Sex and death are part of the everyday for Amelia. Her job doing make-up for the dead in her family's funeral parlour is certainly strange, but she's good at it. She takes life and warmth from the men she meets online, sharing her bed at night in order to become something else, even temporarily. 

This stasis is broken apart when a sudden loss severs all ties to someone she loves, and kickstarts a seventy-two-hour attempt to outrun her grief. After skipping the funeral, Amelia runs away to stay with her father in Tasmania and begins to experiment on the local BDSM scene. She learns more about sex, death and grief than ever before. 

Smart, forthright and heartbreakingly funny, New Animal is Ella Baxter's incredible debut. 


by Raven Leilani

Book cover for Luster

In her debut novel Luster, Leilani, described by the New York Times as a ‘a flâneur who is going places,’ draws her protagonist Edie with painstaking authenticity. Edie becomes entangled with a rich white couple, treading the familiar sites of dissatisfying workplaces and economic precarity known to the vast majority of millennials. But in Leilani’s hands these topics are treated with subtle nuance and razor-sharp observational wit. 

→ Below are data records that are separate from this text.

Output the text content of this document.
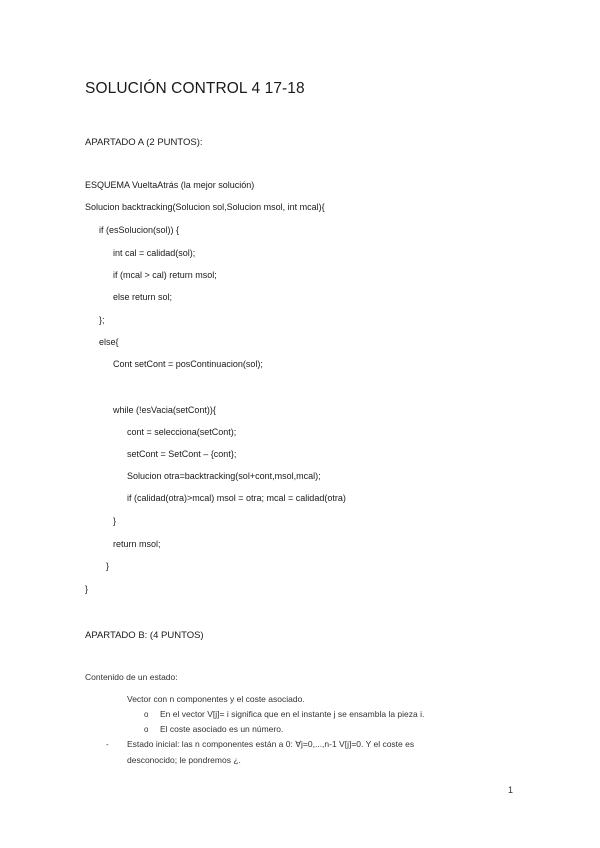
SOLUCIÓN CONTROL 4 17-18
APARTADO A (2 PUNTOS):
ESQUEMA VueltaAtrás (la mejor solución)
Solucion backtracking(Solucion sol,Solucion msol, int mcal){
if (esSolucion(sol)) {
int cal = calidad(sol);
if (mcal > cal) return msol;
else return sol;
};
else{
Cont setCont = posContinuacion(sol);
while (!esVacia(setCont)){
cont = selecciona(setCont);
setCont = SetCont – {cont};
Solucion otra=backtracking(sol+cont,msol,mcal);
if (calidad(otra)>mcal) msol = otra; mcal = calidad(otra)
}
return msol;
}
}
APARTADO B: (4 PUNTOS)
Contenido de un estado:
Vector con n componentes y el coste asociado.
o En el vector V[j]= i significa que en el instante j se ensambla la pieza i.
o El coste asociado es un número.
- Estado inicial: las n componentes están a 0: ∀j=0,...,n-1 V[j]=0. Y el coste es
desconocido; le pondremos ¿.
1
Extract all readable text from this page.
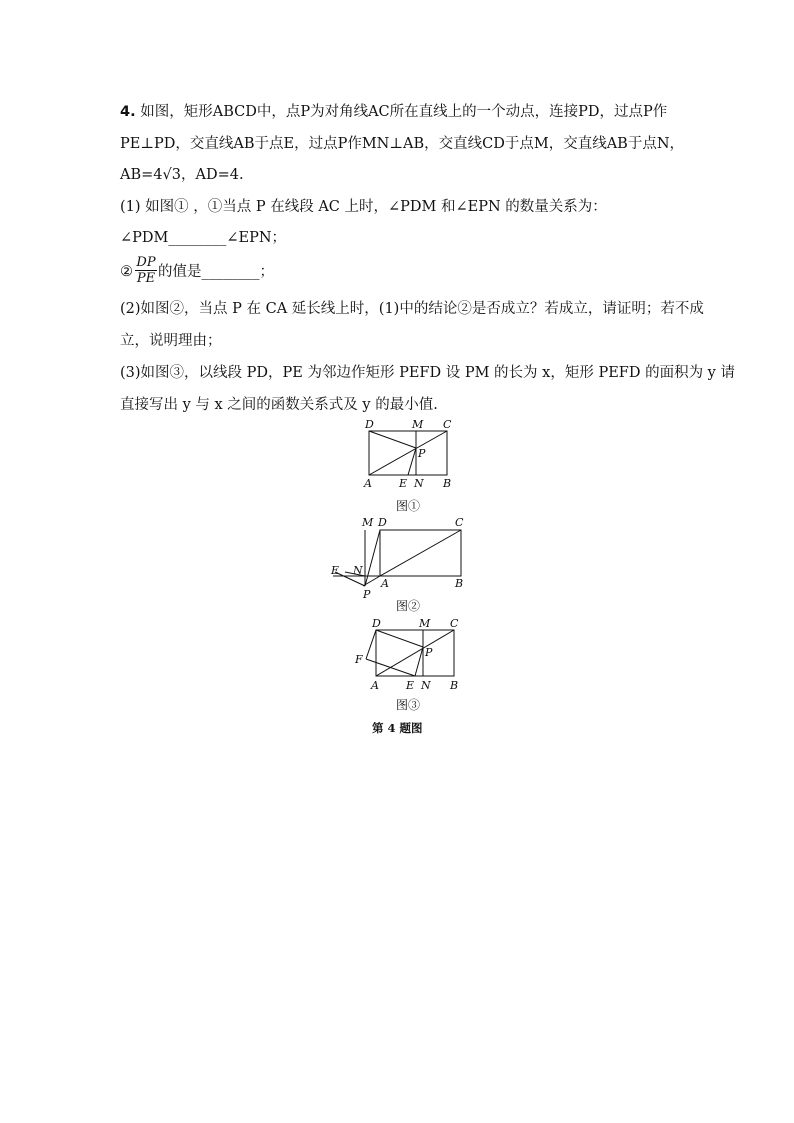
4. 如图，矩形ABCD中，点P为对角线AC所在直线上的一个动点，连接PD，过点P作
PE⊥PD，交直线AB于点E，过点P作MN⊥AB，交直线CD于点M，交直线AB于点N，
AB=4√3，AD=4.
(1) 如图① ，①当点 P 在线段 AC 上时，∠PDM 和∠EPN 的数量关系为：
∠PDM________∠EPN；
② $\frac{DP}{PE}$ 的值是________；
(2)如图②，当点 P 在 CA 延长线上时，(1)中的结论②是否成立？若成立，请证明；若不成
立，说明理由；
(3)如图③，以线段 PD，PE 为邻边作矩形 PEFD 设 PM 的长为 x，矩形 PEFD 的面积为 y 请
直接写出 y 与 x 之间的函数关系式及 y 的最小值.
D	M C
P
A E N B
图①
M D	C
E N
A	B
P
图②
D	M C
F
P
A E N B
图③
第 4 题图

Confessions of a Forty-Something F**k Up

by Alexandra Potter

Book cover for Confessions of a Forty-Something F**k Up

Readers seeking solidarity amidst the steaming chaos of their own messy decisions will find joy and consolation in Alexandra Potter’s latest offering, Confessions of a Forty-Something F##k Up. The novel, told through the eyes of flailing businesswoman Nell Stevens, charts her journey of discovery and healing from bottom of the barrel (gratitude journal entry: 'I am breathing') through chance encounters and unlikely friendships.

Of Women and Salt

Book cover for Of Women and Salt

Spanning centuries and three generations, Of Women & Salt explores the intrinsic linkages between three women’s lives lived in pursuit of private truths and uncompromising authenticity. Garcia’s prose is deft and potently reflective, eschewing froth and filler and launching straight for the jugular of existential inquiry, straight from the first page.

Girl, Woman, Other

by Bernardine Evaristo

Book cover for Girl, Woman, Other

Girl, Woman, Other follows the lives of twelve Black British women, beautifully unfolding the interwoven experiences and voices of these characters through a series of portraits. Examined with care and compassion through Evaristo's sharp observational lens, these stories capture the painful and joyful trajectories of contemporary womanhood, and highlight the interconnections of race, class and gender. Playful in style, with witty and heartfelt characters, prize-winning Girl, Woman, Other is a highly absorbing read.

The Harpy

by Megan Hunter

Book cover for The Harpy

The Harpy chronicles Lucy’s pursuit of a justice of sorts when she discovers her husband’s indiscretions. Each page is laced with relatable undulations of rage and pain. Lucy channels her fury into a scheme of revenge: in order to atone for his misdeeds, her husband agrees to let her hurt him three times. The ‘hurt’ will take any form Lucy chooses, and will arrive without warning. This second novel from writer Megan Hunter is darkly brilliant, somewhere between a soothing balm and a punching bag for anyone who has felt the sting of ultimate betrayal. 


by Sarah Moss

Book cover for Summerwater

Sarah Moss’s Summerwater is a tender yet painful snapshot of twenty-four hours in the Scottish highlands. Through a collection of delicately-drawn vignettes, Moss grapples with themes symptomatic of the human condition: love and loss, connection and separation, exploration and ultimately: danger. Moss’s care with the granular details, positioned against the dramatic natural backdrop, is clever and beguiling. Summerwater is a gripping read, heavy and evocative with the powerful geography that provides its setting.